Screen shot from the Toho film King Kong Escapes, 1967. Lt. Jiro Nomura holds a drawing of a Tunnel dug by King Kong on his remote island home of Mondo. He is showing the drawing to Lt. Susan Watson (Kong's future object of desire) on a submarine in the South Pacific as evidence of Kong's existence.
The image is on screen for 2 seconds and in those 2 seconds that I saw it, I knew I had to do drawings like that.
This is an installation in the Window Box at Box 13 ArtSpace in Houston. 11 feet high x about 23 feet wide. Paint on sheetrock. Tunnel, 2010.

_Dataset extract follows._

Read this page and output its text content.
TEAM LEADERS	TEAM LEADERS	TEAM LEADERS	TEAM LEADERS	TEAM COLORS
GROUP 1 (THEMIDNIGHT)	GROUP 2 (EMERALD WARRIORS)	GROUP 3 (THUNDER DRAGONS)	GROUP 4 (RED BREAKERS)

Above is a drawing by the Artist Hector Alonzo Benavides. I saw this drawing last year at the Webb Gallery in Waxahachie, Texas, in the exhibit Texas Gothic. When I first saw it on the gallery wall, I was shocked to see someone had drawn what I thought was the same tunnel I had been drawing. Then I recognized it as Hector's by the amazing, obsessive pen work. You cannot see in this photo detail of the drawing behind glass, but the image is drawn in ball point pen and each one of the gazilion lines is distinct and clear. I recognize the structure of this tunnel as the one that I saw in the Kong movie and the one that I drew repeatedly.
I'm glad I met Hector before he passed away in 1999. I thought a lot about him while I was doing some large drawings with white india ink on gouache. This is a detail from Tunnel (Return) 33" x 44" (2012) that is at MFA Gallery in Dallas in a show that ends this Sunday, March 4.
There is a video installation in the show titled Abyss.
I first started thinking about drawing tunnels while I was thinking about the abyss and the idea of mise en abyme, a formal trick where an image contains an image of itself and creates a a sequence that repeats infinitely. Like facing two mirrors toward one another.
I messed around with infinity and fell into the abyss, the long tunnel created by the reflections of the reflections
Another show that is about to end is Right to Assemble at Texas State University in San Marcos, Texas. It is a show of collaborative work by artists with studios at BOX 13. I am collaborating with Kathy Kelley on two pieces and Tudor Mitroi on two pieces.
One of the pieces I did with Kathy (image on left), is about 7 feet tall and 4 feet wide. Kathy makes things out of used tires and inner tubes (and other detritus of our civilization). On this piece, I sheetrocked the backside and painted a tunnel with 3 monitors with waterfall video. Kathy's form made me think of a waterfall and the location of the show, San Marcos is significantly located on important sources of water both above and below the ground. The show ends next weekend, March 9, 2012.